In the event of an outage at the Cardiff site, the mail routing would be switched back to this mirror on central.mag-uk.org. It would already have a current copy of all user mailboxes and would be switched to answer to the same login parameters and hostnames as for the Cardiff based main mail server. Once the outage has concluded the pointers would be switched back and the updated mailboxes synchronised back to the primary server in Cardiff.

Calendar Server (calendar.mag-uk.org)

This is proposed as an evolution of the existing events pages spread across the local and regional group sites and on the main web site. It is further proposed to use a very powerful open source package called [BedeWork]. It will accessible to anyone with a MAG Member Account and will be able to provide local group, regional and National event calendars, as well as a personal MAG calendar for every user to connect to via their phone/tablet/PC as either a web page or as a direct subscription into their online calendar app.

Rich Integrated Webmail/Calendar/Addressbook Portal (sogo.mag-uk.org)

As an alternative to configuring their own copy of a mail client on their PC/Phone/Tab this would be a one-stop webmail service with integrated calendar and address book. It is proposed that the powerful [SOGo] software suite be used for this purpose

Members Only Instant Messaging Server (xmpp.mag-uk.org)

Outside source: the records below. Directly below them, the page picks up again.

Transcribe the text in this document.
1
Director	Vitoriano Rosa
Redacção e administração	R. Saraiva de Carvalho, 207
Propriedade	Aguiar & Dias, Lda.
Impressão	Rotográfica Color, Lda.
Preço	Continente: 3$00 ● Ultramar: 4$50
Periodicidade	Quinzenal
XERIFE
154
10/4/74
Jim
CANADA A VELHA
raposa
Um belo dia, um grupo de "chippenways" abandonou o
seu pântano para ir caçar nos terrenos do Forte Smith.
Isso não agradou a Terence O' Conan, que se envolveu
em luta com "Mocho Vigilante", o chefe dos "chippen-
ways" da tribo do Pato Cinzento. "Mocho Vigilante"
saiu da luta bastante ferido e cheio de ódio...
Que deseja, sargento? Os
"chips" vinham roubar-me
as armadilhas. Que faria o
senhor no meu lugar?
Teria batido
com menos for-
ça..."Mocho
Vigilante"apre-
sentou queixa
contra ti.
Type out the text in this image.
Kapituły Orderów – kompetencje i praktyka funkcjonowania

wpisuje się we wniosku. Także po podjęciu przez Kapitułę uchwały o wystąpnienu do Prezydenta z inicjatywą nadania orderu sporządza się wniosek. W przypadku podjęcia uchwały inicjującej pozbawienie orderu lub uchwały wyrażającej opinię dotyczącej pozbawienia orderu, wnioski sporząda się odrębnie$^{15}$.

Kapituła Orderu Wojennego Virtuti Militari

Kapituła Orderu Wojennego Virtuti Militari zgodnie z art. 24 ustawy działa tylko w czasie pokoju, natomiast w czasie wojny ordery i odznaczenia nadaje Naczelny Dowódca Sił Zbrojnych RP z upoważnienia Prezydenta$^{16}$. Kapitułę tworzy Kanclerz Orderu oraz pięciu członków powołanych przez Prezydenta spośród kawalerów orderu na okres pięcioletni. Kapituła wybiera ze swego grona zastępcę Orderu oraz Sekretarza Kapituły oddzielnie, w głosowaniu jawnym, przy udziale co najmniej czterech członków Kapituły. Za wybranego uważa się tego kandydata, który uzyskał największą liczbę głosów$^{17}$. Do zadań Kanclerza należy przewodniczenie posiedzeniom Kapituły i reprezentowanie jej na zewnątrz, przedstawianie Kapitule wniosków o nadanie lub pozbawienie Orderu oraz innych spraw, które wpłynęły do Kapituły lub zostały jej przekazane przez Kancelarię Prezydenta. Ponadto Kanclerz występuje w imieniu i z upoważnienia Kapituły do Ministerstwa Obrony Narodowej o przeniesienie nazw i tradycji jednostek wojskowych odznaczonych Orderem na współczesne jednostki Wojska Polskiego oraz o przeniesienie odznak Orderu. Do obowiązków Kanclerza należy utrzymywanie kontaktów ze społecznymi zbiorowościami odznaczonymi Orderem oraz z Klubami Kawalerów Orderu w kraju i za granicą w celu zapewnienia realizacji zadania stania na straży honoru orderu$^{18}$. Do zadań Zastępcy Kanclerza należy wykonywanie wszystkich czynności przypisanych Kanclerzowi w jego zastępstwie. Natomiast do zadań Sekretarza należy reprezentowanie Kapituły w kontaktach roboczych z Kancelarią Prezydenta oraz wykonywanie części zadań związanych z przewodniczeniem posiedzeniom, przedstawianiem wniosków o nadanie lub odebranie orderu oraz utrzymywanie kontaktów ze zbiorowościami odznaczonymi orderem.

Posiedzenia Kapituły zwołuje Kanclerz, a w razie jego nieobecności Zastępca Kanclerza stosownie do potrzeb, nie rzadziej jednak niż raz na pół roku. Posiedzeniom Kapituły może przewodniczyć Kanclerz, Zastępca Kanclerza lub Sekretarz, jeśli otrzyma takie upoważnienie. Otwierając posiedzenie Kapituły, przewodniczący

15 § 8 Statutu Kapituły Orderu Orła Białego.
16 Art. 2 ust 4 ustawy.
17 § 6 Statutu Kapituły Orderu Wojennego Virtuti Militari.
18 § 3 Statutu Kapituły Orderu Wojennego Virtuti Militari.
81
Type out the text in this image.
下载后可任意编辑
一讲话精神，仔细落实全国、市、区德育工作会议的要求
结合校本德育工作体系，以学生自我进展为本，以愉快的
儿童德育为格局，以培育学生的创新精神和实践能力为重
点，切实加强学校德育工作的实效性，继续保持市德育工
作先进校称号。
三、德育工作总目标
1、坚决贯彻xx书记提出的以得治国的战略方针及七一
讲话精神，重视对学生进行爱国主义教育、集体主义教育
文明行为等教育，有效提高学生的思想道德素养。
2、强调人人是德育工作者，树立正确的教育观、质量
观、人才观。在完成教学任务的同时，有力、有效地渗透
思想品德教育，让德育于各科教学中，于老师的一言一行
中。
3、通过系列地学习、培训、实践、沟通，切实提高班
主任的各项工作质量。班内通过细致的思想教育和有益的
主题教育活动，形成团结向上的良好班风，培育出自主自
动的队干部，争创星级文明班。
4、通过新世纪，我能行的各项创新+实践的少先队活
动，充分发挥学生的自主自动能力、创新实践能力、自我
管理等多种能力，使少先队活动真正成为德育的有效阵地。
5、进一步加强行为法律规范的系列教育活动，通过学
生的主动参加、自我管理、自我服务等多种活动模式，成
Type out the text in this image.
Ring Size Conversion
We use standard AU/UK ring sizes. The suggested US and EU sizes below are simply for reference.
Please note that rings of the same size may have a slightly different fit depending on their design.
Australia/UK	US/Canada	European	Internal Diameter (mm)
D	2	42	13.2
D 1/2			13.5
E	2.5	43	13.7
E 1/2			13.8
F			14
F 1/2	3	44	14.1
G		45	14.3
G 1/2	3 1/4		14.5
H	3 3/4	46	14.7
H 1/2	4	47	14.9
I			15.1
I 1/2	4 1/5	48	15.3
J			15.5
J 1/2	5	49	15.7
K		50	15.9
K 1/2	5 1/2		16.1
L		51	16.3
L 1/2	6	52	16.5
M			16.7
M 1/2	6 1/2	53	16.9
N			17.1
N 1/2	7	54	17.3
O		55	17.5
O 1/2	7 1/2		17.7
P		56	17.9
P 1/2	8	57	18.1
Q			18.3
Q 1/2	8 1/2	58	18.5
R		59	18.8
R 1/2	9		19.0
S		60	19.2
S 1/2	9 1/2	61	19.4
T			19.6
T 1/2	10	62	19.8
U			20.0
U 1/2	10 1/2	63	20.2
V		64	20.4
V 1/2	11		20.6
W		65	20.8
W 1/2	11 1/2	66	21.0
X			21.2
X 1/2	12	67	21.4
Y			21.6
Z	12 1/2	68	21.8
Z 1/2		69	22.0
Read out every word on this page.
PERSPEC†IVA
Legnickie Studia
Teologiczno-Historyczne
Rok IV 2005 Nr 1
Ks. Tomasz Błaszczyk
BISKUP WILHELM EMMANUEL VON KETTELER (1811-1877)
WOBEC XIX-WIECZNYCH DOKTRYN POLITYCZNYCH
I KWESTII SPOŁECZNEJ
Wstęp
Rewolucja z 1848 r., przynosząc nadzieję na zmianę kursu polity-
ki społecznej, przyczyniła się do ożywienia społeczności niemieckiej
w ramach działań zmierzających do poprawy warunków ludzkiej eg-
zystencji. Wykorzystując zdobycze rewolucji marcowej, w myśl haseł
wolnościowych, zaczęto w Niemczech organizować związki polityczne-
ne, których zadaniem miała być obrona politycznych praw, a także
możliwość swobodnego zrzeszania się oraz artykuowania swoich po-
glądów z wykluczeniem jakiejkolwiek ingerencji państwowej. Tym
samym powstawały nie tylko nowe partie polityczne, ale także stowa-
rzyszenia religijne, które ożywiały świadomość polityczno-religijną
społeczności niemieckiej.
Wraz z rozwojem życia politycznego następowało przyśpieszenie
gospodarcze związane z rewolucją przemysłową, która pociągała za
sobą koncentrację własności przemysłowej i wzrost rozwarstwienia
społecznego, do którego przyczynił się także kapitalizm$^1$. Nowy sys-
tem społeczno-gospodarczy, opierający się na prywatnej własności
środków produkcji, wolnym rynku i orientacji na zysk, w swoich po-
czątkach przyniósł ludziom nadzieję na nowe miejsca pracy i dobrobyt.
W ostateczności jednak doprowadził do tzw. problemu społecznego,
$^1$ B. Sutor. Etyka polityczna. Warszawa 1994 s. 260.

Many people use text messages, facebook messenger, chat apps and such to send short messages to other members. For one thing these can cost money if using ordinary text and for another they are anything but closed and secure. Bearing in mind that MAG is a political pressure group, we might not appreciate the powers granted the very same local authorities we are often at odds with, to spy on our communications. This service would allow any Jabber/XMPP capable chat app (which is pretty much all of them) to connect securely to a MAG server and chat with other MAG members on an entirely closed and secure circuit. The end result is to all intents and purposes our own private text message service. The server software to be used would be [eJabberd] which is a very powerful and highly scalable XMPP/Jabber server. It is in fact a close relative of the software now used by the Facebook site for their chat service and uses exactly the same protocols.

Membership Portal

This is a proposal to bring such things as:

  • Membership fee payments
  • Address and email address corrections
  • MAG Mailing list membership

Under the direct control of the members themselves in line with MAG's grass roots philosophy.

It would be an encrypted web site with individual password access for the membership to maintain their privacy.